Dans cette correspondance, elle expose sa position sur le litige foncier et rappelle les documents qu’elle considère comme démontrant les droits de feu président Fulbert Youlou sur les parcelles concernées.
Elle affirme également avoir adressé des correspondances au président du Sénat ainsi qu’au président de la Cour constitutionnelle.
LA SUCCESSION ÉVOQUE LA NATIONALISATION ET LA RÉHABILITATION DE 1991
Dans son argumentaire, Fulbert Charles Sylvain Youlou replace également le dossier dans son contexte historique.
Il affirme qu’après les événements politiques de 1963 ayant conduit au départ du pouvoir du premier président de la République, certains de ses biens auraient été nationalisés.
Selon cette lecture, cette situation aurait perduré jusqu’à la Conférence nationale souveraine de 1991, qui aurait réhabilité les anciens présidents Fulbert Youlou, Alphonse Massamba-Débat et Joachim Yhombi-Opango dans la respectabilité historique de la République du Congo à travers l’acte n°012-91.

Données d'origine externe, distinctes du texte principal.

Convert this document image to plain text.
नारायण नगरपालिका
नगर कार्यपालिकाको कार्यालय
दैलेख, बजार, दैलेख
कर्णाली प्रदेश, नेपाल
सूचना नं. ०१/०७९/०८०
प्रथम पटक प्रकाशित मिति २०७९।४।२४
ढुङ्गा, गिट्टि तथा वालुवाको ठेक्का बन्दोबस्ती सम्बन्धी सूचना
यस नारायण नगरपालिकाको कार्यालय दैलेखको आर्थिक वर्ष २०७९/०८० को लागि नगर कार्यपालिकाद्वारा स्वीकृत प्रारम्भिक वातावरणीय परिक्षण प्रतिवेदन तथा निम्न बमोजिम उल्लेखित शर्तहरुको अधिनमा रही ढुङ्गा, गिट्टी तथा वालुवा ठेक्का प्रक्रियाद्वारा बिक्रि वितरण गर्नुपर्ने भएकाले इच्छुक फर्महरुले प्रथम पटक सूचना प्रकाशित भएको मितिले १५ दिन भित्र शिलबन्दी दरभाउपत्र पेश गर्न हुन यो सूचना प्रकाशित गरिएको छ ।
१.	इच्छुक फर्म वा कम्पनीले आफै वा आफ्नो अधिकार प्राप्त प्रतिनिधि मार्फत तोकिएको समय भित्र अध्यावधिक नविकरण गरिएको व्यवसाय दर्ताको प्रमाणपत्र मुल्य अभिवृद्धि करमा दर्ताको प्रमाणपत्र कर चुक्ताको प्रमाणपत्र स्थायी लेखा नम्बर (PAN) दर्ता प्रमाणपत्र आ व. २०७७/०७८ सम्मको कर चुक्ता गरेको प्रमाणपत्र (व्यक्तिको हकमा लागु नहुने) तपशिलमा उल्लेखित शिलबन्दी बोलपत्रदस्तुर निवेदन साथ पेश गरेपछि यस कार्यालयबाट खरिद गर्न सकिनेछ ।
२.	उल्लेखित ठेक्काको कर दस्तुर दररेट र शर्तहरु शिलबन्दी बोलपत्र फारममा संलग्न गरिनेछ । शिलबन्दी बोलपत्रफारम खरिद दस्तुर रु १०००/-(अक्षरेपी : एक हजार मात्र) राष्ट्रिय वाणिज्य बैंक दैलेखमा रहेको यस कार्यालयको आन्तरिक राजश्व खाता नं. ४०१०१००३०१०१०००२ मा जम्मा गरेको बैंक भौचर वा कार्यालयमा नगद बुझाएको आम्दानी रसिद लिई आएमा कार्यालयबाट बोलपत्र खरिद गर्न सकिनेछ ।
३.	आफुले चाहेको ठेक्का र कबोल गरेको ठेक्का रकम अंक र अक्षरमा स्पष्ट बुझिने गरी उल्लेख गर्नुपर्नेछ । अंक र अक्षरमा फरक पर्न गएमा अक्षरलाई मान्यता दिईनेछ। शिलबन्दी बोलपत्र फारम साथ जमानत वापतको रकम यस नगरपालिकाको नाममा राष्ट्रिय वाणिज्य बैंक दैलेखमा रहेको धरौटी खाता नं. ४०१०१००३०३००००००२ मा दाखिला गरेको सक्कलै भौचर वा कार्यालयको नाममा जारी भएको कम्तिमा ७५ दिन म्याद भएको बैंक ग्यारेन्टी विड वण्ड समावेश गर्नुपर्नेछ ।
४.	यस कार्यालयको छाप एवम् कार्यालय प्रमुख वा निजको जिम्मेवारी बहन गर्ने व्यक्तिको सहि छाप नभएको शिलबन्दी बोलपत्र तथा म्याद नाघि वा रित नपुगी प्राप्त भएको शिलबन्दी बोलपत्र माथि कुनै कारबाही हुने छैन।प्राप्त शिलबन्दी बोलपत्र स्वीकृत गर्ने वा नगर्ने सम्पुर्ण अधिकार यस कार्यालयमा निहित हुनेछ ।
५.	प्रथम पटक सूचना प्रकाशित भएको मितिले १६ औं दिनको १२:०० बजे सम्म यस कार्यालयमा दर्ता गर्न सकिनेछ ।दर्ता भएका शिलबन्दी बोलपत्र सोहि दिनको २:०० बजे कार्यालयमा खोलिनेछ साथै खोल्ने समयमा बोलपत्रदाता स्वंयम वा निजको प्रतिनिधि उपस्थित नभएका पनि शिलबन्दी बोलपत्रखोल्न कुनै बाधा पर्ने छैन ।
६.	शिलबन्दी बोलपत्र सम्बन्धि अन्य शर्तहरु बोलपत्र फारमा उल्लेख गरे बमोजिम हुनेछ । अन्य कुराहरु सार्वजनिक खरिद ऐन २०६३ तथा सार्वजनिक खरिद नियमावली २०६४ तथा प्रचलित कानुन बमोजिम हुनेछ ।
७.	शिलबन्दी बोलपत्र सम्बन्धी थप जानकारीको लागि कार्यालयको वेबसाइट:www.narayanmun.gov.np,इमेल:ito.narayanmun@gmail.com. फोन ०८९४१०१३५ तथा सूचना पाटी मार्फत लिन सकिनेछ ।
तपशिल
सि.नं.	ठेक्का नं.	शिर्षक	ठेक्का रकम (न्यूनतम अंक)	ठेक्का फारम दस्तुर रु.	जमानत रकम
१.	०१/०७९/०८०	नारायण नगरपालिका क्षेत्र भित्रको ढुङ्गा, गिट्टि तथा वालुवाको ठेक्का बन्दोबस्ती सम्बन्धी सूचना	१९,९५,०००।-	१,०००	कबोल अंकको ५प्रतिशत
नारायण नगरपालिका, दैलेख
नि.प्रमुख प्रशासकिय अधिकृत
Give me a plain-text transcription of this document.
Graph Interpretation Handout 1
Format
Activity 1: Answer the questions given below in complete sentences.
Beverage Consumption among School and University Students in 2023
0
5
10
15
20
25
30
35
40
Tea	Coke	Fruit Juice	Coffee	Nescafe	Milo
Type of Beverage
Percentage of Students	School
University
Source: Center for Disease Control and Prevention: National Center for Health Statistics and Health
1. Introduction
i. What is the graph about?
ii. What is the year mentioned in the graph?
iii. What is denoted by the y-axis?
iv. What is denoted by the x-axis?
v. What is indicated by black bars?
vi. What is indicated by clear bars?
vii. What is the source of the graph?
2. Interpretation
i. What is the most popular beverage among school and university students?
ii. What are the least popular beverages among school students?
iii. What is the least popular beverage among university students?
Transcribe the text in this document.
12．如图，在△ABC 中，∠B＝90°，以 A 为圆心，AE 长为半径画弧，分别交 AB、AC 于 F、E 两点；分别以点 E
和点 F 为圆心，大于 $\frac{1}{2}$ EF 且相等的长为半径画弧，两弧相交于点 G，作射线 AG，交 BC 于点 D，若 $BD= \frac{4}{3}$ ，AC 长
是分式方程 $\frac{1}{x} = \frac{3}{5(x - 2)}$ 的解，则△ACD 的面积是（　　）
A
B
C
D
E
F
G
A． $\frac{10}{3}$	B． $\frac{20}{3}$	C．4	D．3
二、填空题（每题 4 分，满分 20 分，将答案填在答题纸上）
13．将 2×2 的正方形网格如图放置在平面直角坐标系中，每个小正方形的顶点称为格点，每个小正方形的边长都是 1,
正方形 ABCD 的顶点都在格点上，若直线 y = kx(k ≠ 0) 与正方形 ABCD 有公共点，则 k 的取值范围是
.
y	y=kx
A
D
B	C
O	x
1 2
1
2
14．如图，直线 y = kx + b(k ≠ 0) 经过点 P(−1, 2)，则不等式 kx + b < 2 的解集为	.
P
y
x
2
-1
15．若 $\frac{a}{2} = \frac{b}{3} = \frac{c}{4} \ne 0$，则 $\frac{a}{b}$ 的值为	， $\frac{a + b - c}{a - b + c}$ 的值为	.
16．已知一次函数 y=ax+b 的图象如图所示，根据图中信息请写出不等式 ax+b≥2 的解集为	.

Pour la succession, cette réhabilitation constitue un élément important dans son argumentaire juridique.
« LES HOMMES PASSENT, LES INSTITUTIONS RESTENT »
Interrogé sur la dimension particulière d’un dossier impliquant la famille d’un ancien chef de l’État, Fulbert Charles Sylvain Youlou a insisté sur le principe d’égalité devant la loi.
« Les hommes passent, les institutions restent », a-t-il déclaré.
Selon lui, le règlement de cette affaire ne doit pas dépendre du statut des personnes concernées, mais uniquement des éléments juridiques soumis aux institutions compétentes.
Il rappelle également les dispositions constitutionnelles relatives à la protection des anciens présidents de la République, notamment celles concernant leur personne et leurs biens.
À l’issue de cette sortie médiatique, la succession Fulbert Youlou a réaffirmé sa volonté de poursuivre les démarches engagées afin d’obtenir une clarification définitive. Cette affaire, au croisement du droit foncier, de la mémoire nationale et de l’héritage familial, reste en attente d’une issue judiciaire.
« Nous demandons simplement que la Cour suprême termine ce qu’elle a commencé, soit pour confirmer, soit pour infirmer », a affirmé Fulbert Charles Sylvain Youlou.
« Si une partie estime avoir gagné, elle doit faire appel à un huissier de justice qui viendra exécuter une décision de justice », a-t-il déclaré.